Mit ihrer Einkommensteuererklärung für das Streitjahr erklärten die Veräußerer in Bezug auf ihren Immobilienbesitz lediglich Einkünfte aus Vermietung und Verpachtung. Das FA nahm dagegen einen gewerblichen Grundstückshandel an und erfasste im Einkommensteuerbescheid für das Streitjahr einen Gewinn aus der Veräußerung der beiden Grundstücke in Höhe von 467.024 DM als gewerbliche Einkünfte der Kläger. Er stellte ferner den verbleibenden Verlustabzug zum 31.12.1991 auf 0 DM fest und erließ einen einheitlichen Gewerbesteuermessbescheid. Der nach erfolglosem Einspruchsverfahren erhobenen Klage gab das FG statt.
Entscheidung
Der BFH hat die FG-Entscheidung bestätigt. Das Mehrfamiliengrundstück in B sei lediglich als ein Objekt zu werten; ebenso sei die Würdigung des FG, das zunächst selbst genutzte Einfamilienhaus in A sei nicht mit Gewinnerzielungsabsicht erworben worden, möglich und von den Beteiligten nicht angegriffen worden.
Hinweis
1. Nach ständiger BFH-Rechtsprechung wird regelmäßig ein gewerblicher Grundstückshandel verneint, sofern weniger als vier Objekte veräußert werden (Drei-Objekt-Grenze als Indiz; vgl. BFH, Beschlüsse vom 10.12.2001, GrS 1/98, BStBl II 2002, 291).
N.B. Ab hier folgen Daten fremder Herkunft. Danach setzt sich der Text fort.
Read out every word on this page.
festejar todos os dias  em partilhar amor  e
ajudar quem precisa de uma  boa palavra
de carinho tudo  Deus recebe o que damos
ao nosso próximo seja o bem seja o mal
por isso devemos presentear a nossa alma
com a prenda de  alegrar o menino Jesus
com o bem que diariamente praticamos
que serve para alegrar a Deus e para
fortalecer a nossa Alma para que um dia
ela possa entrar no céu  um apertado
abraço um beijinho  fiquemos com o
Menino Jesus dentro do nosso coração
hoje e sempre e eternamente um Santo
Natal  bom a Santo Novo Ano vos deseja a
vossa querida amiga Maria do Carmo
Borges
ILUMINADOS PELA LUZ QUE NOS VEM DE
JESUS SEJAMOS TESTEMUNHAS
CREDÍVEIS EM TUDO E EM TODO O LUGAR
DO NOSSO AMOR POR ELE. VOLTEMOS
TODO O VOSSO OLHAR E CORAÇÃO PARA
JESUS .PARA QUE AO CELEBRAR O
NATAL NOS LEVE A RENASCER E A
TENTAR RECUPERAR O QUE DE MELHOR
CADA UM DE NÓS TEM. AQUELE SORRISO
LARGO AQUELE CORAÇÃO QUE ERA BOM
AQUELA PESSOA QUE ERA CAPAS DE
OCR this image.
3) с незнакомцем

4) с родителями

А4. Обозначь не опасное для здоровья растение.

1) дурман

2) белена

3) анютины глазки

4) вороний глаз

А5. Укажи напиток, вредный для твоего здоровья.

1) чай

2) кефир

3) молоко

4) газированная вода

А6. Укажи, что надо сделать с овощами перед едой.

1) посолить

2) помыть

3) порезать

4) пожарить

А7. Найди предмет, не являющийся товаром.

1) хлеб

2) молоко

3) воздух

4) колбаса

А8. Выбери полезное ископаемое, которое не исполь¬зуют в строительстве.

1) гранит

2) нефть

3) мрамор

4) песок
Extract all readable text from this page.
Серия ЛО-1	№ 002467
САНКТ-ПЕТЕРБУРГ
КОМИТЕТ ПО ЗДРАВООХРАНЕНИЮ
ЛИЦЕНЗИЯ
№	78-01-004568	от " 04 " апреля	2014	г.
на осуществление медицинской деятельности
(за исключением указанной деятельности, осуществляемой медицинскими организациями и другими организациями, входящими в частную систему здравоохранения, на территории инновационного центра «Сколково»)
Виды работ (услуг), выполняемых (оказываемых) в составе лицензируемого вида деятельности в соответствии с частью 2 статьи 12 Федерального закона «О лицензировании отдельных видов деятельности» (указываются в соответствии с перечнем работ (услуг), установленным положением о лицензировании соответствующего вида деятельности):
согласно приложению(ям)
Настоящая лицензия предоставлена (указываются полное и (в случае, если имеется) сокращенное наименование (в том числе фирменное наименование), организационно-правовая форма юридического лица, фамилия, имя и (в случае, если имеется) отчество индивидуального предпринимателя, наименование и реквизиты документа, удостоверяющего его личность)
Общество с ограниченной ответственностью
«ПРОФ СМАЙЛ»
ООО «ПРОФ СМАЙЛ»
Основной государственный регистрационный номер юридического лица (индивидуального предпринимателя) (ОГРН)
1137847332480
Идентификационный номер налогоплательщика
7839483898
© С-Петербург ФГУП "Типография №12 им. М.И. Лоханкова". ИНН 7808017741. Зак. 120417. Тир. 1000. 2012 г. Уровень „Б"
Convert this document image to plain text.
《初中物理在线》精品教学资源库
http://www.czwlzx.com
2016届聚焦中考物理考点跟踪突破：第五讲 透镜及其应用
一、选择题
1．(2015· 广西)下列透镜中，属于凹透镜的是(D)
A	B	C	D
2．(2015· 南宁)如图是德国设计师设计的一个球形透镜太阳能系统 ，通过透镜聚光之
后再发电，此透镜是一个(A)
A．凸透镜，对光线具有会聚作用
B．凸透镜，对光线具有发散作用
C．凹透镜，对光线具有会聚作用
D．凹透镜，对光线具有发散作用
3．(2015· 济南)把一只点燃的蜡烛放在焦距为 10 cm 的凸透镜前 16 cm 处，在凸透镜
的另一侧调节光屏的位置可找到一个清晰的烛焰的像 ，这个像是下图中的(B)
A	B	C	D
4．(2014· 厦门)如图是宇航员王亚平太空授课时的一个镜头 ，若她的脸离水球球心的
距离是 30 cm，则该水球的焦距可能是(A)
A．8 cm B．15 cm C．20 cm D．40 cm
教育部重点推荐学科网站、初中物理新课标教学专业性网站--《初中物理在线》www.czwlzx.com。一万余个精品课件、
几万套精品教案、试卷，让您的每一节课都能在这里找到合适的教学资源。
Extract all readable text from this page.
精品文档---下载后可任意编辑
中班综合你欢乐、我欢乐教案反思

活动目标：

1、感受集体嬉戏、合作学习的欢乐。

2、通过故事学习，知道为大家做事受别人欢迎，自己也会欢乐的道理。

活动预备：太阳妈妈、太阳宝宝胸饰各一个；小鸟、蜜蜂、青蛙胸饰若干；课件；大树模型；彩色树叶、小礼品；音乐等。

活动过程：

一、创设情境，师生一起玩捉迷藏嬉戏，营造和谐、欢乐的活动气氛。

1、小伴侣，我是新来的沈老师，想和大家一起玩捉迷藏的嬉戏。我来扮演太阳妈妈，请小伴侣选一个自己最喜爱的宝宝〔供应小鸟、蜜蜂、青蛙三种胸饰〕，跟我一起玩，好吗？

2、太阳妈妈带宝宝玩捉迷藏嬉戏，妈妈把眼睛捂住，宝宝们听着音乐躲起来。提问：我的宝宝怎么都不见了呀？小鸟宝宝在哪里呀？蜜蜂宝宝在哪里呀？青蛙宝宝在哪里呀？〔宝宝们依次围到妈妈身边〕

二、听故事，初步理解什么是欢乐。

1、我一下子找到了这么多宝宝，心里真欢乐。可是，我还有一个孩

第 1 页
2."Objekt" eines Grundstücksgeschäfts sind nicht nur Ein- und Zweifamilienhäuser sowie Eigentumswohnungen, sondern auch Mehrfamilienhäuser und Gewerbebauten (BFH, Urteile vom 18.5.1999, I R 118/97, BStBl II 2000, 28 und vom 15.3.2000, X R 130/97, BStBl II 2001, 530; BMF, Schreiben vom 9.7.2001, BStBl I 2001, 512). Bei einem Mehrfamilienhaus liegen erst dann mehrere Objekte vor, wenn eine Teilung nach dem WEG vollzogen ist (vgl. BFH, Urteil vom 18.9.2002, X R 108/96, BFH/NV 2003, 455, m.w.N.).
Auch zwei zusammenhängende Doppelhaushälften, die als Mehrfamilienhaus genutzt werden und auch nach der Veräußerung genutzt werden sollen, bilden ein einheitliches Immobilienobjekt, wenn das Grundstück, auf dem sie errichtet wurden, noch nicht geteilt wurde. Diese auf § 903 BGB (vgl. dazu Palandt/ Bassenge, BGB, § 890 Rz. 12 ff.) beruhende Teilung begründet zwar kein Wohnungseigentum (vgl. §§ 2, 8 WEG), ist aber Voraussetzung für das Entstehen selbstständig nach § 873 BGB veräußerbarer Grundstücke (vgl. Wacke in Münchener Kommentar zum BGB, 3. Aufl., § 890 Rz. 16 f.), über die der Eigentümer zusammen mit dem aufstehenden Doppelhaus verfügen kann.
Dies gilt unabhängig davon, ob das FA – wie hier – die jeweilige Doppelhaushälfte schon vor der Grundstücksteilung als wirtschaftliche Einheit i.S.v. § 2 BewG angesehen und demgemäß bewertet hat.